Reasons why you might not want to:
- There’s too much to do
- Your system for getting things done is too complicated.
It’s true what they say that you can’t always rely on emotions to get things done otherwise you might be lounging more than you actually work. That is, until you’ve had enough of the state of your life that you actually have emotionally reset yourself to find cleaning and life admin more important than being ‘lazy’ or relaxing. I put the lazy in quotes because chances are you’re relaxing because you need to relax. You probably have a stressful job or a stressful inner monologue or both. In which case you need to learn to just give in to what your emotions are telling you to do and just relax.
Eventually, however, you’ll get tired of relaxing to the point where you’ve let your life fall apart. Everything is a mess and the mess is just adding to your stress.
Then you might try a productivity system or two. Set up routines. Work with timers. You know, the whole shebang.
But that grows cumbersome and sometimes when you’re in the mood to work, it’s not the time in the routine to do so. And when it is the time, you have a hard time getting yourself to do it now.
So what’s the solution?
Most of the time you can’t get yourself to stick to a routine for a task is because you’re not used to the task yet.
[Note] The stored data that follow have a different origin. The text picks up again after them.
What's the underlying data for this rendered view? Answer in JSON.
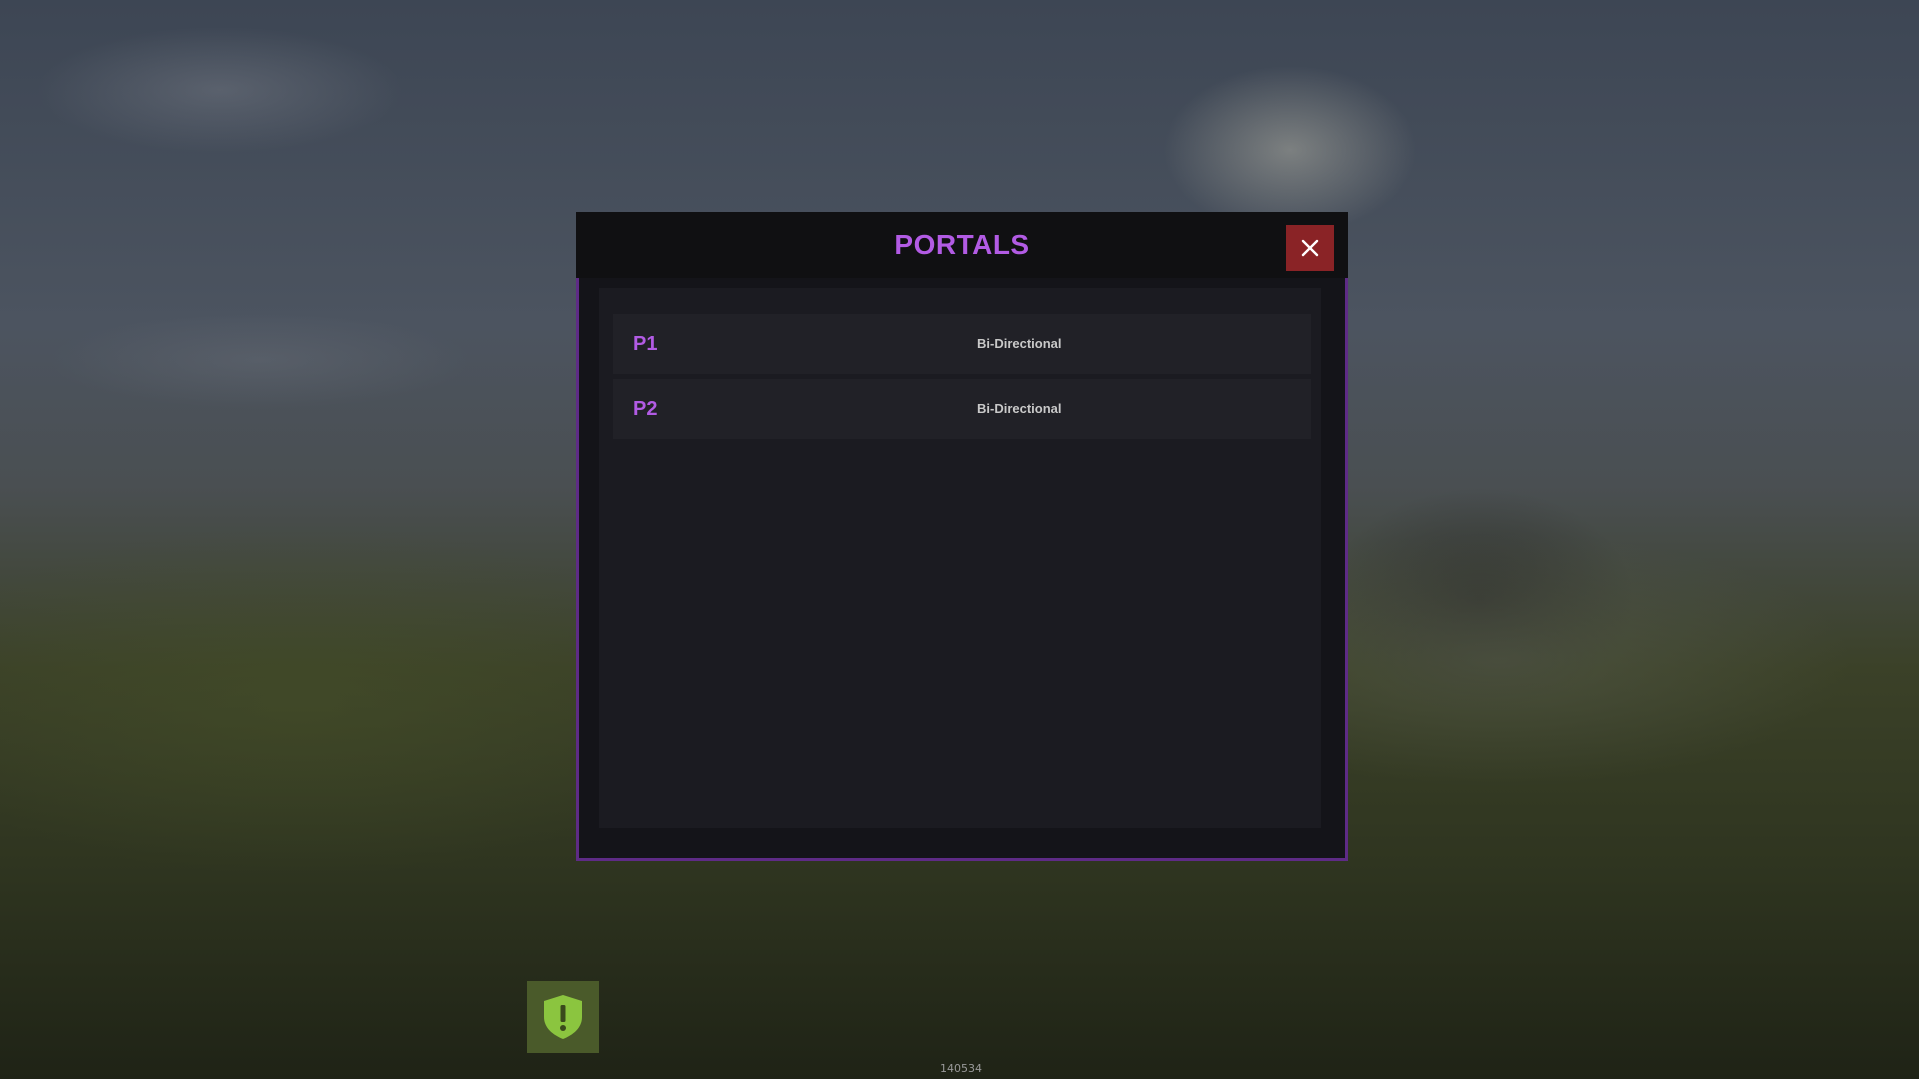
{
  "modal": {
    "title": "PORTALS",
    "close_icon": "close-icon",
    "accent_color": "#b25be4",
    "border_color": "#5e2b86",
    "close_color": "#8a2326"
  },
  "portals": [
    {
      "name": "P1",
      "mode": "Bi-Directional"
    },
    {
      "name": "P2",
      "mode": "Bi-Directional"
    }
  ],
  "hud": {
    "shield_icon": "shield-alert-icon",
    "shield_color": "#8bc53f",
    "id_text": "140534"
  }
}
It’s in those situations, you have to do them whenever you feel like doing them. That gets in the reps. I am assuming you even WANT to do the task or you feel that you need to because it will improve your life somehow. If that is the case, don’t worry, the guilt of not doing it will be in the back of your mind at all times. So when it comes time where you actually get in the mood to do it, don’t waste the opportunity. Do it right then and there, damn the routines and schedules. You have earned yourself a rep.
That’s key to productivity. Exposure to the task and racking up the reps.
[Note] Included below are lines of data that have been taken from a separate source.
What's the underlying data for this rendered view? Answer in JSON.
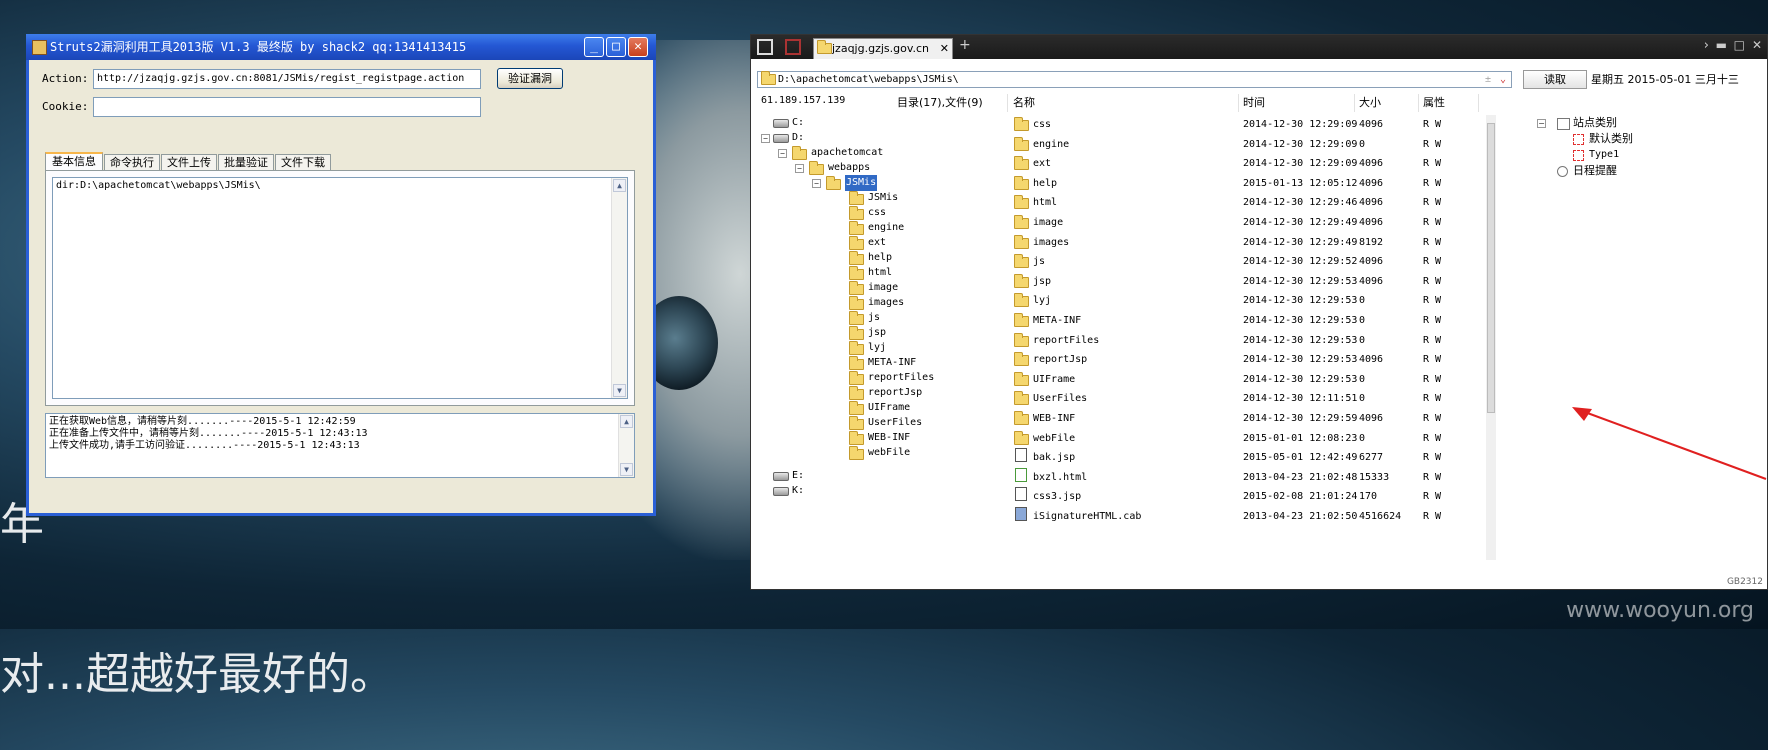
{
  "wallpaper": {
    "text_lines": [
      "年",
      "对...超越好最好的。"
    ],
    "watermark": "www.wooyun.org"
  },
  "struts_window": {
    "title": "Struts2漏洞利用工具2013版 V1.3 最终版 by shack2 qq:1341413415",
    "action_label": "Action:",
    "action_value": "http://jzaqjg.gzjs.gov.cn:8081/JSMis/regist_registpage.action",
    "cookie_label": "Cookie:",
    "cookie_value": "",
    "verify_button": "验证漏洞",
    "tabs": [
      {
        "label": "基本信息",
        "active": true
      },
      {
        "label": "命令执行",
        "active": false
      },
      {
        "label": "文件上传",
        "active": false
      },
      {
        "label": "批量验证",
        "active": false
      },
      {
        "label": "文件下载",
        "active": false
      }
    ],
    "output_text": "dir:D:\\apachetomcat\\webapps\\JSMis\\",
    "log_lines": [
      "正在获取Web信息，请稍等片刻.......----2015-5-1 12:42:59",
      "正在准备上传文件中，请稍等片刻.......----2015-5-1 12:43:13",
      "上传文件成功,请手工访问验证........----2015-5-1 12:43:13"
    ]
  },
  "file_manager": {
    "tab_title": "jzaqjg.gzjs.gov.cn",
    "new_tab": "+",
    "path": "D:\\apachetomcat\\webapps\\JSMis\\",
    "read_button": "读取",
    "date_text": "星期五 2015-05-01 三月十三",
    "ip": "61.189.157.139",
    "summary": "目录(17),文件(9)",
    "columns": {
      "name": "名称",
      "time": "时间",
      "size": "大小",
      "attr": "属性"
    },
    "tree": [
      {
        "label": "C:",
        "type": "drive",
        "level": 0
      },
      {
        "label": "D:",
        "type": "drive",
        "level": 0,
        "expanded": true
      },
      {
        "label": "apachetomcat",
        "type": "folder",
        "level": 1,
        "expanded": true
      },
      {
        "label": "webapps",
        "type": "folder",
        "level": 2,
        "expanded": true
      },
      {
        "label": "JSMis",
        "type": "folder",
        "level": 3,
        "expanded": true,
        "selected": true
      },
      {
        "label": "JSMis",
        "type": "folder",
        "level": 4
      },
      {
        "label": "css",
        "type": "folder",
        "level": 4
      },
      {
        "label": "engine",
        "type": "folder",
        "level": 4
      },
      {
        "label": "ext",
        "type": "folder",
        "level": 4
      },
      {
        "label": "help",
        "type": "folder",
        "level": 4
      },
      {
        "label": "html",
        "type": "folder",
        "level": 4
      },
      {
        "label": "image",
        "type": "folder",
        "level": 4
      },
      {
        "label": "images",
        "type": "folder",
        "level": 4
      },
      {
        "label": "js",
        "type": "folder",
        "level": 4
      },
      {
        "label": "jsp",
        "type": "folder",
        "level": 4
      },
      {
        "label": "lyj",
        "type": "folder",
        "level": 4
      },
      {
        "label": "META-INF",
        "type": "folder",
        "level": 4
      },
      {
        "label": "reportFiles",
        "type": "folder",
        "level": 4
      },
      {
        "label": "reportJsp",
        "type": "folder",
        "level": 4
      },
      {
        "label": "UIFrame",
        "type": "folder",
        "level": 4
      },
      {
        "label": "UserFiles",
        "type": "folder",
        "level": 4
      },
      {
        "label": "WEB-INF",
        "type": "folder",
        "level": 4
      },
      {
        "label": "webFile",
        "type": "folder",
        "level": 4
      },
      {
        "label": "E:",
        "type": "drive",
        "level": 0,
        "gap": true
      },
      {
        "label": "K:",
        "type": "drive",
        "level": 0
      }
    ],
    "files": [
      {
        "name": "css",
        "time": "2014-12-30 12:29:09",
        "size": "4096",
        "attr": "R W",
        "type": "folder"
      },
      {
        "name": "engine",
        "time": "2014-12-30 12:29:09",
        "size": "0",
        "attr": "R W",
        "type": "folder"
      },
      {
        "name": "ext",
        "time": "2014-12-30 12:29:09",
        "size": "4096",
        "attr": "R W",
        "type": "folder"
      },
      {
        "name": "help",
        "time": "2015-01-13 12:05:12",
        "size": "4096",
        "attr": "R W",
        "type": "folder"
      },
      {
        "name": "html",
        "time": "2014-12-30 12:29:46",
        "size": "4096",
        "attr": "R W",
        "type": "folder"
      },
      {
        "name": "image",
        "time": "2014-12-30 12:29:49",
        "size": "4096",
        "attr": "R W",
        "type": "folder"
      },
      {
        "name": "images",
        "time": "2014-12-30 12:29:49",
        "size": "8192",
        "attr": "R W",
        "type": "folder"
      },
      {
        "name": "js",
        "time": "2014-12-30 12:29:52",
        "size": "4096",
        "attr": "R W",
        "type": "folder"
      },
      {
        "name": "jsp",
        "time": "2014-12-30 12:29:53",
        "size": "4096",
        "attr": "R W",
        "type": "folder"
      },
      {
        "name": "lyj",
        "time": "2014-12-30 12:29:53",
        "size": "0",
        "attr": "R W",
        "type": "folder"
      },
      {
        "name": "META-INF",
        "time": "2014-12-30 12:29:53",
        "size": "0",
        "attr": "R W",
        "type": "folder"
      },
      {
        "name": "reportFiles",
        "time": "2014-12-30 12:29:53",
        "size": "0",
        "attr": "R W",
        "type": "folder"
      },
      {
        "name": "reportJsp",
        "time": "2014-12-30 12:29:53",
        "size": "4096",
        "attr": "R W",
        "type": "folder"
      },
      {
        "name": "UIFrame",
        "time": "2014-12-30 12:29:53",
        "size": "0",
        "attr": "R W",
        "type": "folder"
      },
      {
        "name": "UserFiles",
        "time": "2014-12-30 12:11:51",
        "size": "0",
        "attr": "R W",
        "type": "folder"
      },
      {
        "name": "WEB-INF",
        "time": "2014-12-30 12:29:59",
        "size": "4096",
        "attr": "R W",
        "type": "folder"
      },
      {
        "name": "webFile",
        "time": "2015-01-01 12:08:23",
        "size": "0",
        "attr": "R W",
        "type": "folder"
      },
      {
        "name": "bak.jsp",
        "time": "2015-05-01 12:42:49",
        "size": "6277",
        "attr": "R W",
        "type": "jsp"
      },
      {
        "name": "bxzl.html",
        "time": "2013-04-23 21:02:48",
        "size": "15333",
        "attr": "R W",
        "type": "html"
      },
      {
        "name": "css3.jsp",
        "time": "2015-02-08 21:01:24",
        "size": "170",
        "attr": "R W",
        "type": "jsp"
      },
      {
        "name": "iSignatureHTML.cab",
        "time": "2013-04-23 21:02:50",
        "size": "4516624",
        "attr": "R W",
        "type": "cab"
      }
    ],
    "sidebar": [
      {
        "label": "站点类别",
        "level": 0,
        "icon": "expander"
      },
      {
        "label": "默认类别",
        "level": 1,
        "icon": "redbox"
      },
      {
        "label": "Type1",
        "level": 1,
        "icon": "redbox"
      },
      {
        "label": "日程提醒",
        "level": 0,
        "icon": "clock"
      }
    ],
    "encoding": "GB2312"
  },
  "colors": {
    "xp_title": "#2457d4",
    "arrow": "#e02020",
    "selection": "#316ac5"
  }
}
All the scheduling and fitting into a routine will come later when you have developed confidence and comfort with performing that task, whenever and wherever. And you do that by following your heart or gut or whatever body part tells you to perform that task. Plus, you’ll naturally get a feel for when you should do that task because you’ll be following a schedule that’s naturally set to you and how you operate.
The only way to achieve all that is by getting rid of all the rules and expectations and focusing on doing what you feel like doing at that moment in time. And repeating to yourself what you’ve gotten done. Take note if it. Then see the next thing you can get done. And then the next. And then the next.
Don’t worry about when or for how long you should do the task. Just focus on getting that task done to gain experience points. You can level up as you do more and more. Focus on what you get done. Then do whatever comes to your mind next.
- If you get confused or blank on what you could do next, write out the things you would like to get done. These aren’t things you must get done now. These are options for you to choose from. Doesn’t matter what would be the smartest choice, choose what you want to do in that moment in time.
- Sometimes you might not want to start because you know how long your list is and you start thinking about all that you have to do. That’s an issue. Because now you’ve shifted your focus from what you’ve completed to everything that’s left to do. There will always be an unlimited amount of things to do. But if you focus instead on what you’ve done and completed and can build on, and only the next step, you’ll find that you have more energy to continue (if you so choose).
- Give yourself an exit. Don’t commit to long sessions of work. Break down tasks into what you think you can handle doing and do whatever you feel like doing, telling yourself you can take a break whenever you want to. You don’t have to keep going. This can set you up for long zen work sessions because you know you can stop at any time and relax.
- Lower the bar. You know how you should break tasks down? You should also lower the bar on them. Do the basic level of the task, just to get it done and out of the way. If you have to sweep and mop your floors, just do a sweep for now. You’ll do enough sweeps to the point where you’ll eventually just start mopping right after you sweep. But you won’t get to that stage until you’ve put in your reps for sweeping enough times where you don’t experience any resistance from it. So then you naturally feel like levelling up to mopping next. That’s what it means to build on your habits.
- When you’re stuck, overwhelmed or confused, write everything out.
- Focus on the gains, your accomplishments, what you got done
- Break things down into quick, easy tasks you can tick off quickly in your head
- Give yourself an exit to stop (and start) work whenever you want.
- Lower the bar and do the most basic parts of the task.